Dilma Rousseff, durante la campagna elettorale per la presidenza del Brasile, accusò la rivale Marina Silva di voler “svendere ai banchieri” il controllo dell’economia brasiliana. Perché il bluff elettorale funzionasse, gli elettori avrebbero dovuto credere che i banchieri oggi non possono dettare le linee guida della politica economica nazionale.
Non ci crede neanche Dilma: Appena due mesi dopo, conquistato il secondo mandato, ha annunciato la nomina di Joaquim Levy a ministro delle finanze. Levy è direttore della Bradesco, una delle principali banche brasiliane, e negli anni novanta ha lavorato con il Fondo Monetario Internazionale. Quello stesso fondo monetario che, secondo la propaganda elettorale di Dilma, avrebbe preso il controllo dell’economia brasiliana se avesse vinto il candidato Aecio Neves.
Non contenta, Dilma nominerà Armando Monteiro a capo del ministero dello sviluppo. Monteiro è un nome importante tra le associazioni degli imprenditori e delle imprese. È stato presidente della Confederazione Manifatturiera Nazionale e della Federazione Manifatturiera dello Stato di Pernambuco. Durante la candidatura, poi fallita, al governo di Pernambuco nel 2014, Monteiro ha lamentato più volte l’assenza nello stato di una “politica industriale” coerente.

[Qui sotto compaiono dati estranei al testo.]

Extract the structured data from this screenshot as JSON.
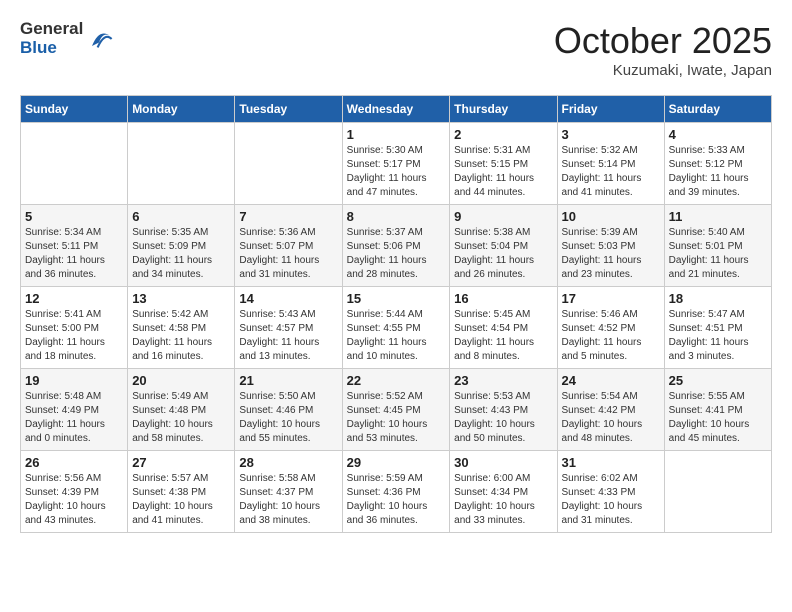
{
  "header": {
    "logo_line1": "General",
    "logo_line2": "Blue",
    "month": "October 2025",
    "location": "Kuzumaki, Iwate, Japan"
  },
  "days_of_week": [
    "Sunday",
    "Monday",
    "Tuesday",
    "Wednesday",
    "Thursday",
    "Friday",
    "Saturday"
  ],
  "weeks": [
    [
      {
        "num": "",
        "info": ""
      },
      {
        "num": "",
        "info": ""
      },
      {
        "num": "",
        "info": ""
      },
      {
        "num": "1",
        "info": "Sunrise: 5:30 AM\nSunset: 5:17 PM\nDaylight: 11 hours\nand 47 minutes."
      },
      {
        "num": "2",
        "info": "Sunrise: 5:31 AM\nSunset: 5:15 PM\nDaylight: 11 hours\nand 44 minutes."
      },
      {
        "num": "3",
        "info": "Sunrise: 5:32 AM\nSunset: 5:14 PM\nDaylight: 11 hours\nand 41 minutes."
      },
      {
        "num": "4",
        "info": "Sunrise: 5:33 AM\nSunset: 5:12 PM\nDaylight: 11 hours\nand 39 minutes."
      }
    ],
    [
      {
        "num": "5",
        "info": "Sunrise: 5:34 AM\nSunset: 5:11 PM\nDaylight: 11 hours\nand 36 minutes."
      },
      {
        "num": "6",
        "info": "Sunrise: 5:35 AM\nSunset: 5:09 PM\nDaylight: 11 hours\nand 34 minutes."
      },
      {
        "num": "7",
        "info": "Sunrise: 5:36 AM\nSunset: 5:07 PM\nDaylight: 11 hours\nand 31 minutes."
      },
      {
        "num": "8",
        "info": "Sunrise: 5:37 AM\nSunset: 5:06 PM\nDaylight: 11 hours\nand 28 minutes."
      },
      {
        "num": "9",
        "info": "Sunrise: 5:38 AM\nSunset: 5:04 PM\nDaylight: 11 hours\nand 26 minutes."
      },
      {
        "num": "10",
        "info": "Sunrise: 5:39 AM\nSunset: 5:03 PM\nDaylight: 11 hours\nand 23 minutes."
      },
      {
        "num": "11",
        "info": "Sunrise: 5:40 AM\nSunset: 5:01 PM\nDaylight: 11 hours\nand 21 minutes."
      }
    ],
    [
      {
        "num": "12",
        "info": "Sunrise: 5:41 AM\nSunset: 5:00 PM\nDaylight: 11 hours\nand 18 minutes."
      },
      {
        "num": "13",
        "info": "Sunrise: 5:42 AM\nSunset: 4:58 PM\nDaylight: 11 hours\nand 16 minutes."
      },
      {
        "num": "14",
        "info": "Sunrise: 5:43 AM\nSunset: 4:57 PM\nDaylight: 11 hours\nand 13 minutes."
      },
      {
        "num": "15",
        "info": "Sunrise: 5:44 AM\nSunset: 4:55 PM\nDaylight: 11 hours\nand 10 minutes."
      },
      {
        "num": "16",
        "info": "Sunrise: 5:45 AM\nSunset: 4:54 PM\nDaylight: 11 hours\nand 8 minutes."
      },
      {
        "num": "17",
        "info": "Sunrise: 5:46 AM\nSunset: 4:52 PM\nDaylight: 11 hours\nand 5 minutes."
      },
      {
        "num": "18",
        "info": "Sunrise: 5:47 AM\nSunset: 4:51 PM\nDaylight: 11 hours\nand 3 minutes."
      }
    ],
    [
      {
        "num": "19",
        "info": "Sunrise: 5:48 AM\nSunset: 4:49 PM\nDaylight: 11 hours\nand 0 minutes."
      },
      {
        "num": "20",
        "info": "Sunrise: 5:49 AM\nSunset: 4:48 PM\nDaylight: 10 hours\nand 58 minutes."
      },
      {
        "num": "21",
        "info": "Sunrise: 5:50 AM\nSunset: 4:46 PM\nDaylight: 10 hours\nand 55 minutes."
      },
      {
        "num": "22",
        "info": "Sunrise: 5:52 AM\nSunset: 4:45 PM\nDaylight: 10 hours\nand 53 minutes."
      },
      {
        "num": "23",
        "info": "Sunrise: 5:53 AM\nSunset: 4:43 PM\nDaylight: 10 hours\nand 50 minutes."
      },
      {
        "num": "24",
        "info": "Sunrise: 5:54 AM\nSunset: 4:42 PM\nDaylight: 10 hours\nand 48 minutes."
      },
      {
        "num": "25",
        "info": "Sunrise: 5:55 AM\nSunset: 4:41 PM\nDaylight: 10 hours\nand 45 minutes."
      }
    ],
    [
      {
        "num": "26",
        "info": "Sunrise: 5:56 AM\nSunset: 4:39 PM\nDaylight: 10 hours\nand 43 minutes."
      },
      {
        "num": "27",
        "info": "Sunrise: 5:57 AM\nSunset: 4:38 PM\nDaylight: 10 hours\nand 41 minutes."
      },
      {
        "num": "28",
        "info": "Sunrise: 5:58 AM\nSunset: 4:37 PM\nDaylight: 10 hours\nand 38 minutes."
      },
      {
        "num": "29",
        "info": "Sunrise: 5:59 AM\nSunset: 4:36 PM\nDaylight: 10 hours\nand 36 minutes."
      },
      {
        "num": "30",
        "info": "Sunrise: 6:00 AM\nSunset: 4:34 PM\nDaylight: 10 hours\nand 33 minutes."
      },
      {
        "num": "31",
        "info": "Sunrise: 6:02 AM\nSunset: 4:33 PM\nDaylight: 10 hours\nand 31 minutes."
      },
      {
        "num": "",
        "info": ""
      }
    ]
  ]
}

Oltre ai due citati, Katia Abreu, ex membro del direttivo del partito conservatore Dem, capo del cosiddetto direttivo rurale al senato, e presidente della Confederazione Nazionale dell’Agricoltura, dovrebbe essere il nuovo ministro per l’agricoltura. Abreu ha fatto parte dell’opposizione nominale durante l’amministrazione Lula. Durante gli anni di Dilma, si è gradualmente riallineata, inizialmente attirata dalla possibilità di interferire sulle nuove norme che riguardano i porti. Ovvero, dalla possibilità di controllare gli investimenti pubblici sui porti di mare, incentivando così l’esportazione di prodotti agricoli.

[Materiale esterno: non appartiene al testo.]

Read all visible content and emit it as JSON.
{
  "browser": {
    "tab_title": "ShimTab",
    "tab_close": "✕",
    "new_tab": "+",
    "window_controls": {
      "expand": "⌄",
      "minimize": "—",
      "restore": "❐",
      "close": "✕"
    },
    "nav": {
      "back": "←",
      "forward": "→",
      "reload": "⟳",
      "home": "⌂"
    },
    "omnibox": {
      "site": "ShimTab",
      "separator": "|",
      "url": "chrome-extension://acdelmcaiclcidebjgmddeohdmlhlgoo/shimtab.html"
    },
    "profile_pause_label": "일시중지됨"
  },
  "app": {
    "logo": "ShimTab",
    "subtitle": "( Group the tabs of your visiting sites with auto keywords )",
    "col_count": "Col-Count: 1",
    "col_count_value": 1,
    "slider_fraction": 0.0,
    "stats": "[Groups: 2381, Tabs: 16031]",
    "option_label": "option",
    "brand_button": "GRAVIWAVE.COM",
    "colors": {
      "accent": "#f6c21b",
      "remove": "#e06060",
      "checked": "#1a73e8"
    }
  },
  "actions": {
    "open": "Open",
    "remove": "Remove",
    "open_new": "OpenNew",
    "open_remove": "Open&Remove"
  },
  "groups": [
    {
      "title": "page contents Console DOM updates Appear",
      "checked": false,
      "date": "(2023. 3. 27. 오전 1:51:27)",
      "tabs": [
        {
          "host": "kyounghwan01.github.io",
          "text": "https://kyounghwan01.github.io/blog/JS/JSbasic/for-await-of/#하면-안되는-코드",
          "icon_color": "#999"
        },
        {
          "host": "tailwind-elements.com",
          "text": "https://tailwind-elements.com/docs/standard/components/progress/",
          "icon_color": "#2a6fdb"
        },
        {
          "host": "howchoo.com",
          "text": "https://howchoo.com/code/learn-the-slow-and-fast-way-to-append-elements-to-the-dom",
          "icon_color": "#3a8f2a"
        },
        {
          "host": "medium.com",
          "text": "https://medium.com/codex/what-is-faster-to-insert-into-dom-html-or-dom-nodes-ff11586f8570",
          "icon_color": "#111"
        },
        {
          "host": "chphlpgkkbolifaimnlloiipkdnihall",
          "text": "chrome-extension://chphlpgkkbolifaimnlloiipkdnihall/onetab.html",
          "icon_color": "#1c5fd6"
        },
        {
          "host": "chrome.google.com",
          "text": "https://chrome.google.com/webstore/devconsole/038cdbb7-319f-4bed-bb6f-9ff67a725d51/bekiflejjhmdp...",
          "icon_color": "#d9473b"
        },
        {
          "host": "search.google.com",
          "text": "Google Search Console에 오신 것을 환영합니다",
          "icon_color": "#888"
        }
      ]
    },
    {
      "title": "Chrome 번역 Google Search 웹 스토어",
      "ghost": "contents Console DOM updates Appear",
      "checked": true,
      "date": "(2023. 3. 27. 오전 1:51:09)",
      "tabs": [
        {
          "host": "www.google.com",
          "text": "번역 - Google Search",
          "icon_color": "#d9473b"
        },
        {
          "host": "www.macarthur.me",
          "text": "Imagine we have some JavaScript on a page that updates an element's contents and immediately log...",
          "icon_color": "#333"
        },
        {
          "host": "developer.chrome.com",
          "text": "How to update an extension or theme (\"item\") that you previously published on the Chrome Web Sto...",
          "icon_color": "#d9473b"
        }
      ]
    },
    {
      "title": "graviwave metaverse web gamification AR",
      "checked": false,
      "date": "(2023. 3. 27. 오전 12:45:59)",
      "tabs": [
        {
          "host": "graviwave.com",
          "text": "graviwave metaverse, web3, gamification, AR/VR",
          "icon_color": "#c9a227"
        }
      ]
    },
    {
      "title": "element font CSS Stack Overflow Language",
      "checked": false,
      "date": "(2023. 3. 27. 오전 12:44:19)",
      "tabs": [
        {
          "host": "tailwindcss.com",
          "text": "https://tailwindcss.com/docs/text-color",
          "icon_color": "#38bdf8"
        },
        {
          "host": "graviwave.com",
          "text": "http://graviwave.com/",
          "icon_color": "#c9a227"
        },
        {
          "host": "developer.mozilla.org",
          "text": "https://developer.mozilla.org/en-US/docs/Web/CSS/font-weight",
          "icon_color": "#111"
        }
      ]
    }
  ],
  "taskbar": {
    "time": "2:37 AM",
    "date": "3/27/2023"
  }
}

La nomina di questi tre nomi al governo di Dilma dimostra la mancanza di scrupoli del Partito dei Lavoratori (Pt); ciò che preoccupa non è che il governo sta spianando la strada ad una sorta di socialismo burocratico, come temono alcuni critici conservatori. A preoccupare è piuttosto la sua assenza di scrupoli, visto che il Pt è perfettamente a suo agio nelle strutture di potere dello stato e non ha alcuna intenzione di romperne l’equilibrio. Proprio come lo zar e l’aristocrazia russa non permettevano la costruzione di nuove ferrovie nell’impero, temendo che una ridistribuzione del potere economico potesse minare il loro potere politico, così chi è dentro i meccanismi dello stato, come il Pt, non vuole cambiare radicalmente una struttura politica che va a loro beneficio.
Joaquim Levy, Armando Monteiro e Katia Abreu cozzano con l’ideologia nominale del Partito dei Lavoratori di Dilma: non semplicemente dei sostenitori, ma dello stesso nucleo del partito. Questi nomi rappresentano le banche, le grandi imprese e l’agroindustria. I loro interessi privati, in simbiosi con lo stato corporativo, sono l’opposto degli interessi di “lavoratori” che il Pt dice di rappresentare. Sono persone che, comunque, non si oppongono al progetto più ampio del Pt di preservare il potere tramite il mantenimento dell’attuale struttura sociale, di perpetuare l’attuale distribuzione del potere economico, e dunque di quello politico, agendo sui suoi stessi meccanismi. Ecco quindi che la presenza nel governo di leader di settore come Armando Monteiro e Katia Abreu non sorprende: è scontato, dati gli incentivi strutturali.
Lo stato, dopotutto, è un gioco per ricchi. Il pugno alzato e le bandiere rosse possono far credere che abbia cambiato natura: in effetti, è sempre lo stesso. Che sia bolivariano, caudillista, varghista o peronista è solo una questione di marketing, dipende da ciò che va di moda in quel momento in America Latina. Come Hugo Chávez e Nicolás Maduro non sono altro che la continuazione dell’oligarchia venezuelana, così il Pt di Lula e di Dilma rappresentano la continuazione del sistema oligarchico brasiliano.
Karl Marx osservava che lo stato è un comitato che gestisce gli affari della borghesia; in questo senso, il Pt, è un’espressione pura del marxismo. I suoi dodici anni di dominio sulla politica nazionale sono caratterizzati da una relazione stretta con la politica corporativa “borghese”. Nonostante le percezioni e le polarizzazioni delle recenti elezioni, una rottura non esiste. Come dice Raymundo Faoro, il Brasile ha sempre avuto un “capitalismo orientato politicamente”, diretto e ridiretto secondo i desideri e le percezioni dello “strato burocratico” che controlla lo stato.
C’è l’impressione, però, che il Pt sia rimasto distintamente leninista: Il suo zoccolo duro si considera ancora un’avanguardia rivoluzionaria e confonde il proprio successo con quello della nazione. I militanti formano una barriera che difende il partito dalle critiche esterne. Le uniche critiche ammesse sono quelle che provengono dall’interno. Secondo la propria ideologia fondante, e come tanti altri partiti leninisti, se il partito va bene va bene anche il paese e la rivoluzione va nella direzione giusta. E forse è proprio così. Dopotutto, tra il capitalismo burocratico brasiliano e la centralizzazione burocratica sovietica non c’è molta differenza.